The SHFM is used to identify patients who meet annual mortality thresholds to qualify for cardiac transplantation and placement of LVAD.35 Consideration of LVAD placement is recommended by the latest AHA/ACC guidelines in patients with a 1-year mortality rate of >50%. Retrospective application of the SHFM to patients who have received bridge to transplant or destination LVADs suggests most centers are using >25%-30% annual mortality as a threshold, consistent with Center for Medicare and Medicaid Services guidelines of mean survival of <2 years.5,36,37 Recent studies have advocated placement in a less critically ill patient population,38 with an SHFM annual mortality ≥16.5% being used as a threshold in an ongoing National Heart, Lung, and Blood Institute trial of early versus usual VAD placement in ambulatory NYHA 3 heart failure patients.39 Adding H/M to the SHFM alone allowed significant risk reclassification. The number of subjects who died during the study period and were classified in the highest risk category of >40% 2-year mortality increased from 1 subject based on SHFM score alone to 13 subjects with the added information from H/M. Identification of higher risk patients by MIBG with SHFM may allow earlier consideration and implementation of LVAD than possible by SHFM alone.

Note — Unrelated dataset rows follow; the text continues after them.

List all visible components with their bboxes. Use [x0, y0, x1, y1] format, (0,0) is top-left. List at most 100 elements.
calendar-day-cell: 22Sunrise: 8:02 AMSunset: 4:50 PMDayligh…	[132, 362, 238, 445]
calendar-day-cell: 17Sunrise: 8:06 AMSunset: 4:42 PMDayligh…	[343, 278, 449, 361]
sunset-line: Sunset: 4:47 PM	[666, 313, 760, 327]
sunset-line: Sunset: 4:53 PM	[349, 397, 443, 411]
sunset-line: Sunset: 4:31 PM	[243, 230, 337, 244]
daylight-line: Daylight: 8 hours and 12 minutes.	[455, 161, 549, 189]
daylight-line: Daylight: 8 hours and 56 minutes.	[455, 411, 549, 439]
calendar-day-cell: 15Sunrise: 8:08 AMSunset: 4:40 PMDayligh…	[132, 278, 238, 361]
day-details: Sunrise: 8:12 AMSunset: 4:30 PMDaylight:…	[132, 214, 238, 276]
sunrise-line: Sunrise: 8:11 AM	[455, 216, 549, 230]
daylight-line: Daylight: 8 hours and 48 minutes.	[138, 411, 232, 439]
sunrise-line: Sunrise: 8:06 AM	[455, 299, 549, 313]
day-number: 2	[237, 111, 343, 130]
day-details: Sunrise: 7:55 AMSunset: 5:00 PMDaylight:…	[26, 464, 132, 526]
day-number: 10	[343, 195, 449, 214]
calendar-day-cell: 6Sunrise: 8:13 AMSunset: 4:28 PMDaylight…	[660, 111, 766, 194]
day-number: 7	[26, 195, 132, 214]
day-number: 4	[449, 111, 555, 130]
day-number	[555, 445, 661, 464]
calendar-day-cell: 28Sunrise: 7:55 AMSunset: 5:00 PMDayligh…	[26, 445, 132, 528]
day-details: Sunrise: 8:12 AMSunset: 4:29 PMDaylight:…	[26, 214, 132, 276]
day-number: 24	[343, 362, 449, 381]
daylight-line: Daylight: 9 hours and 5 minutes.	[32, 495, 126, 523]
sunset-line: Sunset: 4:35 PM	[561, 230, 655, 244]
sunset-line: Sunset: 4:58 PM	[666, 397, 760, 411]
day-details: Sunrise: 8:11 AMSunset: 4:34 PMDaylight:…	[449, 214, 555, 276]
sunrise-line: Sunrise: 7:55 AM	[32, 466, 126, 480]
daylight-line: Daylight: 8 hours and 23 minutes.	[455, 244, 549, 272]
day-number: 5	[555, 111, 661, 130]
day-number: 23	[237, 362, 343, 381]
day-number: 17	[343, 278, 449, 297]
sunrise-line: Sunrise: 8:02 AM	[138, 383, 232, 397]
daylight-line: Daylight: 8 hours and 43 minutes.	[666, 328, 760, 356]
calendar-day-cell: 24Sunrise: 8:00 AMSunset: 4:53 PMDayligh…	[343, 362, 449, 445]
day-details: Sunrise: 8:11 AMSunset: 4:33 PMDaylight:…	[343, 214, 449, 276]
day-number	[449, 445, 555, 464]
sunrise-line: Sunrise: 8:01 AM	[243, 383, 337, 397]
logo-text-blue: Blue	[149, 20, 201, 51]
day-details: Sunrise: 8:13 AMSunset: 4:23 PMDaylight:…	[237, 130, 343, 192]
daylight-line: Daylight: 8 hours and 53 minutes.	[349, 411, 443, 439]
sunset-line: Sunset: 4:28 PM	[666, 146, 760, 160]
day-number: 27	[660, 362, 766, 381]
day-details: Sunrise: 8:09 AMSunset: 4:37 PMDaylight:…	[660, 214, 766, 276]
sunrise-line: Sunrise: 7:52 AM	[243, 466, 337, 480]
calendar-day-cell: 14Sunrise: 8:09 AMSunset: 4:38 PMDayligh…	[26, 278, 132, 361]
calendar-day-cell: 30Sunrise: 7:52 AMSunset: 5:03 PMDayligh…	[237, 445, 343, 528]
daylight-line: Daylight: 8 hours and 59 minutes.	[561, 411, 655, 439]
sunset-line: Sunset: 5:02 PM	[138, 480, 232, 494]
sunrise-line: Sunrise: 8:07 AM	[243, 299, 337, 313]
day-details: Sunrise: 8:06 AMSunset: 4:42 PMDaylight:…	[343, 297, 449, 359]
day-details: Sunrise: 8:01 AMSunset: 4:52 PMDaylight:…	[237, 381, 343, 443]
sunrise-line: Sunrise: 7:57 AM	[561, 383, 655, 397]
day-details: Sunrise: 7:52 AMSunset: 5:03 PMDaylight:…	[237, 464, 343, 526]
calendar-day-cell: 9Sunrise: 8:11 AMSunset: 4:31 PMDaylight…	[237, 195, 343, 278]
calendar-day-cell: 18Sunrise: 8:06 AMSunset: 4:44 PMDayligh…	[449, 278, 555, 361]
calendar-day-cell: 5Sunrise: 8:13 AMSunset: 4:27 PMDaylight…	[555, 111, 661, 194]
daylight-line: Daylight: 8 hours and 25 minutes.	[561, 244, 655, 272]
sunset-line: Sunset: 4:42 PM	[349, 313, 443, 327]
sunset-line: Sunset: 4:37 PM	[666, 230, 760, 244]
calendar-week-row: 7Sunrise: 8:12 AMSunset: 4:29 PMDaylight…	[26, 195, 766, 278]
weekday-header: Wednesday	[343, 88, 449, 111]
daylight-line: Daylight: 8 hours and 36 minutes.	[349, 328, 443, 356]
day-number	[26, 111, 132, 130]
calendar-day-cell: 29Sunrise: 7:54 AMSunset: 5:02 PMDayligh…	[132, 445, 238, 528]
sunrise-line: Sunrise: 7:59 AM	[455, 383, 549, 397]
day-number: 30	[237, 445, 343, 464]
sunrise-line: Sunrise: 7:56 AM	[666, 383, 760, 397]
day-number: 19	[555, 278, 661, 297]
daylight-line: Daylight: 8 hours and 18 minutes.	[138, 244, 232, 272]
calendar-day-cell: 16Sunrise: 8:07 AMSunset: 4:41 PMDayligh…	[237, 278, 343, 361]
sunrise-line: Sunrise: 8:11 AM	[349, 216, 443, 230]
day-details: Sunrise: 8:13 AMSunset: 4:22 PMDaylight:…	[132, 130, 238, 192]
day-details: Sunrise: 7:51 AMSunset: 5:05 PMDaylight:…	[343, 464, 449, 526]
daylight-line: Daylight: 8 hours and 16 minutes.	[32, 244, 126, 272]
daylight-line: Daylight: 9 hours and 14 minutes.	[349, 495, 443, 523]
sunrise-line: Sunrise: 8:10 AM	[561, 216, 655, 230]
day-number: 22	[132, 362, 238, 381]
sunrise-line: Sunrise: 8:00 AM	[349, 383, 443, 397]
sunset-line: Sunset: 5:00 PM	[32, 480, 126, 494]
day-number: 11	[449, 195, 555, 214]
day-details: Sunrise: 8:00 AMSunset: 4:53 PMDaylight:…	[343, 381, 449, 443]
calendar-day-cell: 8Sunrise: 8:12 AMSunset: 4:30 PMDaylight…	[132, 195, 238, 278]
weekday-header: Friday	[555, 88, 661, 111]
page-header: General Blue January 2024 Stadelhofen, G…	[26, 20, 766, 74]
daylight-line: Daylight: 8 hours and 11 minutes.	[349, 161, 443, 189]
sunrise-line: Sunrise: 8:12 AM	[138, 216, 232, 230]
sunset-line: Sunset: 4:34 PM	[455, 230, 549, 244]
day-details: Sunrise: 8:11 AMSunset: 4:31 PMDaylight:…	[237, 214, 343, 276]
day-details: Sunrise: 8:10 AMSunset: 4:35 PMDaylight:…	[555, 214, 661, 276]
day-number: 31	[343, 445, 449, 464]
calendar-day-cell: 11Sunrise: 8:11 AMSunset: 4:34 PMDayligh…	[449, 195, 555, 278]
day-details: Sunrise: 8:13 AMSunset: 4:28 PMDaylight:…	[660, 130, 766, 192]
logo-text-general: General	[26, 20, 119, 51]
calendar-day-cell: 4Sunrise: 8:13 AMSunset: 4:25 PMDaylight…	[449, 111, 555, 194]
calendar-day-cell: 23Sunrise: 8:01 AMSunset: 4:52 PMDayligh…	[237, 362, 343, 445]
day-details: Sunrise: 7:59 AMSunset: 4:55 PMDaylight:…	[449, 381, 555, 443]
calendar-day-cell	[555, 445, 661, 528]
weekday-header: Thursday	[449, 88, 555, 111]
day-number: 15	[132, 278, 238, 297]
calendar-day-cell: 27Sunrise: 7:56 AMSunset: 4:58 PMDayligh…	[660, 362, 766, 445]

Multiple studies have suggested a differential benefit to ICD placement, with a higher risk patient population not showing mortality benefit after implantation.40,41 Despite the bulk of this study population being lower risk, the 10% with the most unfavorable risk scores by the combined model had 2-year Kaplan-Meier mortality of 37%, 4.5 times that of the remainder of the cohort. This is the population that appears not to benefit from an ICD, possibly because subjects die of progressive heart failure rather than sudden cardiac death after placement of an ICD. The SHFM has been demonstrated to allow prediction of a high-risk (>20% annual mortality) patient population that does not benefit from a primary prevention ICD.7 It is possible that this high-risk population can be identified even more accurately via the combined model.

Study Limitations

The study population was predominantly ambulatory and in NYHA class II, with lower cardiac mortality than seen in most therapeutic trials of symptomatic HF patients. Despite the low event rate, the present analyses successfully applied a well-validated risk model to expand on the limited multivariate analyses performed in the original ADMIRE-HF trial.20,21 It is likely that inclusion of other variables in the original SHFM such as hemoglobin, percent lymphocytes, uric acid, and total cholesterol would have increased the AUC, but it is unlikely that the incremental value of MIBG would have been altered. It would have been helpful to have a longer time of observation to increase the number of events. This cohort had a relatively high rate of non-cardiac deaths (37%), which likely decreased the AUC of both SHFM and MIBG. It would be helpful to validate the prognostic utility of MIBG in a higher risk HF population (>10% annual mortality), where it appears MIBG may have the most clinical utility. The present analyses utilized only planar MIBG H/M data, even though several clinical trials examining arrhythmic event risk stratification have shown that MIBG SPECT (but not planar) results were able to identify patients with increased likelihood of inducible ventricular arrhythmias42 or appropriate ICD shocks.43 As this study was not a randomized trial to any particular intervention based on MIBG results, caution should be applied to use of the findings as a basis for selection of patients for device therapy.

Conclusions

MIBG provides a meaningful increase in risk stratification when added to the SHFM in ambulatory NYHA 2-3 heart failure patients. The additional prognostic information may assist in assessing higher risk patients for clinical interventions such as CRT-D, ICD, transplant, and LVAD.